Visé par une obligation de quitter le territoire français (OQTF) prise par le préfet de l’Hérault, l’influenceur algérien D. a contesté cette décision et le tribunal administratif de Melun a annulé cette OQTF au motif que l’intéressé ne pouvait pas être éloigné de France selon cette procédure.

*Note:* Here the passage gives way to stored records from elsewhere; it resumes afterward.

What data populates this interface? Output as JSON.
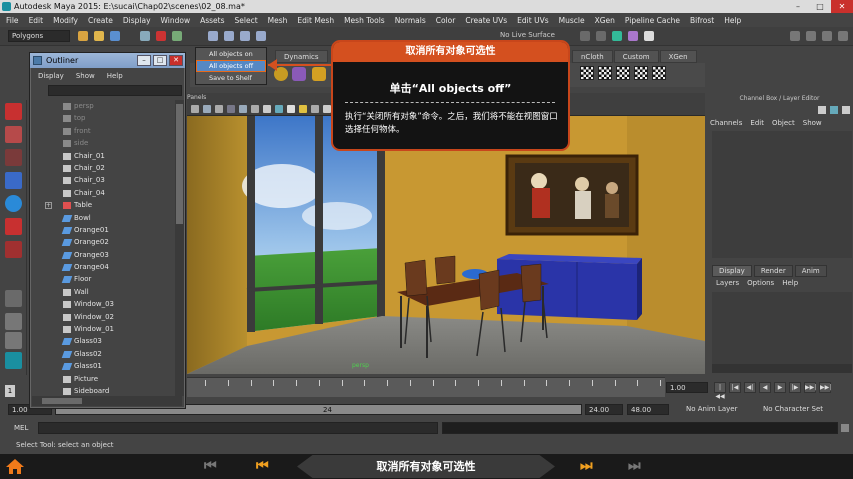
{
  "window": {
    "title": "Autodesk Maya 2015: E:\\sucai\\Chap02\\scenes\\02_08.ma*",
    "controls": [
      "–",
      "□",
      "✕"
    ]
  },
  "menubar": [
    "File",
    "Edit",
    "Modify",
    "Create",
    "Display",
    "Window",
    "Assets",
    "Select",
    "Mesh",
    "Edit Mesh",
    "Mesh Tools",
    "Normals",
    "Color",
    "Create UVs",
    "Edit UVs",
    "Muscle",
    "XGen",
    "Pipeline Cache",
    "Bifrost",
    "Help"
  ],
  "status_line": {
    "mode": "Polygons",
    "live_surface": "No Live Surface"
  },
  "shelf": {
    "tabs": [
      "Dynamics",
      "nCloth",
      "Custom",
      "XGen"
    ],
    "popup_items": [
      "All objects on",
      "All objects off",
      "Save to Shelf"
    ],
    "popup_selected_index": 1
  },
  "outliner": {
    "title": "Outliner",
    "menu": [
      "Display",
      "Show",
      "Help"
    ],
    "items": [
      {
        "label": "persp",
        "dim": true,
        "icon": "camera-icon"
      },
      {
        "label": "top",
        "dim": true,
        "icon": "camera-icon"
      },
      {
        "label": "front",
        "dim": true,
        "icon": "camera-icon"
      },
      {
        "label": "side",
        "dim": true,
        "icon": "camera-icon"
      },
      {
        "label": "Chair_01",
        "icon": "transform-icon"
      },
      {
        "label": "Chair_02",
        "icon": "transform-icon"
      },
      {
        "label": "Chair_03",
        "icon": "transform-icon"
      },
      {
        "label": "Chair_04",
        "icon": "transform-icon"
      },
      {
        "label": "Table",
        "icon": "group-icon",
        "expandable": true
      },
      {
        "label": "Bowl",
        "icon": "mesh-icon"
      },
      {
        "label": "Orange01",
        "icon": "mesh-icon"
      },
      {
        "label": "Orange02",
        "icon": "mesh-icon"
      },
      {
        "label": "Orange03",
        "icon": "mesh-icon"
      },
      {
        "label": "Orange04",
        "icon": "mesh-icon"
      },
      {
        "label": "Floor",
        "icon": "mesh-icon"
      },
      {
        "label": "Wall",
        "icon": "transform-icon"
      },
      {
        "label": "Window_03",
        "icon": "transform-icon"
      },
      {
        "label": "Window_02",
        "icon": "transform-icon"
      },
      {
        "label": "Window_01",
        "icon": "transform-icon"
      },
      {
        "label": "Glass03",
        "icon": "mesh-icon"
      },
      {
        "label": "Glass02",
        "icon": "mesh-icon"
      },
      {
        "label": "Glass01",
        "icon": "mesh-icon"
      },
      {
        "label": "Picture",
        "icon": "transform-icon"
      },
      {
        "label": "Sideboard",
        "icon": "transform-icon"
      }
    ]
  },
  "callout": {
    "header": "取消所有对象可选性",
    "step": "单击“All objects off”",
    "description": "执行“关闭所有对象”命令。之后，我们将不能在视图窗口选择任何物体。"
  },
  "viewport": {
    "panel_label": "Panels",
    "camera": "persp"
  },
  "channel_box": {
    "title": "Channel Box / Layer Editor",
    "menu": [
      "Channels",
      "Edit",
      "Object",
      "Show"
    ],
    "layer_tabs": [
      "Display",
      "Render",
      "Anim"
    ],
    "layer_menu": [
      "Layers",
      "Options",
      "Help"
    ]
  },
  "time_slider": {
    "ticks": [
      "1",
      "",
      "",
      "",
      "",
      "",
      "",
      "",
      "",
      "",
      "",
      "",
      "",
      "",
      "",
      "",
      "",
      "",
      "",
      "",
      ""
    ],
    "current_frame": "1",
    "current_value": "1.00",
    "playback_buttons": [
      "|◀◀",
      "|◀",
      "◀|",
      "◀",
      "▶",
      "|▶",
      "▶▶|",
      "▶▶|"
    ]
  },
  "range_slider": {
    "start": "1.00",
    "start2": "1.00",
    "mid_label": "24",
    "end": "24.00",
    "end2": "48.00",
    "anim_layer": "No Anim Layer",
    "character_set": "No Character Set"
  },
  "command_line": {
    "label": "MEL"
  },
  "help_line": "Select Tool: select an object",
  "bottom_bar": {
    "title": "取消所有对象可选性",
    "prev_all": "⏮",
    "prev": "⏮",
    "next": "⏭",
    "next_all": "⏭"
  },
  "colors": {
    "accent": "#d4501f",
    "selection": "#5688c4",
    "wall": "#c8962f",
    "sideboard": "#2a34a8"
  }
}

TA Melun, 6 févr. 2025, nos 2501378 et 2501379 : consultable sur https://lext.so/Bo8aUV
L’influenceur algérien D. s’est vu délivrer le 26 décembre 2024 un titre de séjour d’une durée de dix ans.
Le 7 janvier 2025, le ministre de l’Intérieur a prononcé son expulsion du territoire français selon la procédure d’urgence absolue et lui a retiré son titre de séjour.
Le juge des référés du tribunal administratif de Paris a suspendu cette mesure d’expulsion en considérant que l’intéressé, compte tenu de sa situation, ne relevait pas d’une procédure d’expulsion en urgence absolue mais d’une procédure d’expulsion ordinaire.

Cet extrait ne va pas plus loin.